Marie Verbch ne peut s’empêcher d’y voir une malice de l’auteur qui
caresse méthodiquement le public dans le sens du poil. Reste à juger le
spectacle lui-même, et les effets.
À force de jouer, quand elle était plus jeune, Claudie Férante a
pris l’habitude de voir les pièces qu’elle lit, comme les bourgeois de
naguère qui se débrouillaient comme ils pouvaient dans des pièces en un
acte. La disparition des pièces courtes signe la fin des vrais
lecteurs. Le rocher qui va surplomber les bûchers devait déjà se
trouver là. Les degrés de l’escalier descendant vers l’orchestra
encombré par les mères, Adraste prosterné près de l’autel de Déméter,
avec sans doute les petits-fils des vieilles, Æthra seule debout
devant le piedestal, qui présente ce petit monde et les circonstances
qui l’amènent, il y a de quoi faire pour un metteur en scène.

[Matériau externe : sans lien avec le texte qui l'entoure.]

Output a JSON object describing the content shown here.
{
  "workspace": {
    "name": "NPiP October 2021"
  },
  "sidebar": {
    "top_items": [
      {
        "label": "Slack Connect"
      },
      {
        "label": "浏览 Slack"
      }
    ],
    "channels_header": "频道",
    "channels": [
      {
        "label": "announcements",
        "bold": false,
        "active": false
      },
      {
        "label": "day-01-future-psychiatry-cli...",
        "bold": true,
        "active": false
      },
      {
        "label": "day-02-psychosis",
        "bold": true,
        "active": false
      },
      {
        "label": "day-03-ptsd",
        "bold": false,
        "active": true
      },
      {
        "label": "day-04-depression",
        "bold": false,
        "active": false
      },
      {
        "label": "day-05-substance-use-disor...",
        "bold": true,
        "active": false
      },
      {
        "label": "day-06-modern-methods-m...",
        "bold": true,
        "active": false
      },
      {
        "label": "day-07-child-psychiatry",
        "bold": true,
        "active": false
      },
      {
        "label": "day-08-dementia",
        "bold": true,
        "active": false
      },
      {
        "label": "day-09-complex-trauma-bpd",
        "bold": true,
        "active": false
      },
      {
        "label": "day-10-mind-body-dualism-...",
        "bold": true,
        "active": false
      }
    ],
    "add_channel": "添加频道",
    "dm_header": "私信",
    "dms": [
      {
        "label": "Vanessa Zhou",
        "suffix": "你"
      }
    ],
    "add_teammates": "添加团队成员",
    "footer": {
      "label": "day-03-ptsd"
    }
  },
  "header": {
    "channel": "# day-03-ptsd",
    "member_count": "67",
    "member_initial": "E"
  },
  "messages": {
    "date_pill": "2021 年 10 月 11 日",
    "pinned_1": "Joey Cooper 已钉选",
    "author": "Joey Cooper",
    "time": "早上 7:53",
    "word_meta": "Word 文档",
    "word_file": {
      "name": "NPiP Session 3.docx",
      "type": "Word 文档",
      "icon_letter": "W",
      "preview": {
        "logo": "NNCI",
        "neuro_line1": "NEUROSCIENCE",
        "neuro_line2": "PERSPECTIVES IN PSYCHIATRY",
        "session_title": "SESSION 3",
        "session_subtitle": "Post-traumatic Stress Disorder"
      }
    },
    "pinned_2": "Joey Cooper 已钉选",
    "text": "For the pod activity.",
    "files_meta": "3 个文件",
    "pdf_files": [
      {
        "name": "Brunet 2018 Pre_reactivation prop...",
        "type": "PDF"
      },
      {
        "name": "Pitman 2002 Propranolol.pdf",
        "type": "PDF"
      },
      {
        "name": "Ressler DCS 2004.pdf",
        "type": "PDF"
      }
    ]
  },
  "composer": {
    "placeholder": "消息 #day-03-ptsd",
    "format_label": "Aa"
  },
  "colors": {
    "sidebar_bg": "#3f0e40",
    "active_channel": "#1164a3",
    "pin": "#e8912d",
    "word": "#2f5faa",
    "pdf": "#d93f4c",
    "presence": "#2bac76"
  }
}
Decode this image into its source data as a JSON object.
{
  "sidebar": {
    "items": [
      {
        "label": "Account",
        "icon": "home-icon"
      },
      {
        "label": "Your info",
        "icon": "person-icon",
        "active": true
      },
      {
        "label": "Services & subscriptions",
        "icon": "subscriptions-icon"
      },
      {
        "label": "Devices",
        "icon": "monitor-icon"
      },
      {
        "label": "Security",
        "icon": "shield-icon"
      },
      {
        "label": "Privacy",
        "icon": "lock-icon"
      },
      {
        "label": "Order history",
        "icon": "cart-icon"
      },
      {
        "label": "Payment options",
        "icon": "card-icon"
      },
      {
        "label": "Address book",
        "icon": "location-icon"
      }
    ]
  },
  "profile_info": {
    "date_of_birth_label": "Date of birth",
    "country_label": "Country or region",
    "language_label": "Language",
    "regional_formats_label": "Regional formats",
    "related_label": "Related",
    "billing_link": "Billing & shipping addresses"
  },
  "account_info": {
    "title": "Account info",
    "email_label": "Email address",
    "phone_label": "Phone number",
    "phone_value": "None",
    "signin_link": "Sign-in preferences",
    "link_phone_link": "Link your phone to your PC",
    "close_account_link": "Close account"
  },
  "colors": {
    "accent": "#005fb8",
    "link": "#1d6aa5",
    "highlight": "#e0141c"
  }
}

Surtout
que Thésée mentionne en arrivant, les têtes rasées des vieilles. La
pièce est fondée, pour elle, sur l’évolution d’un héros affirmé qui
achève de grandir, implacable procureur au début, volontiers
raisonneur, défendant des thèses. En fait, c’est Æthra, sa mère, qui
mène le jeu, en lui rappelant quelques principes élémentaires. La
polémique avec le héraut de Thèbes sur les types de gouvernement, elle
y voit un réflexe de petit garçon. Il n’a pas à expliquer, c’est
évident. Les types de gouvernement n’ont rien à faire là-dedans. Thésée
ne montre qu’il est enfin lui-même que lorsqu’il se contente de
récupérer les cadavres, sans ravager Thèbes. Il va jusqu’à ensevelir
lui-même des hommes de troupe en baignant ses mains dans leur sang.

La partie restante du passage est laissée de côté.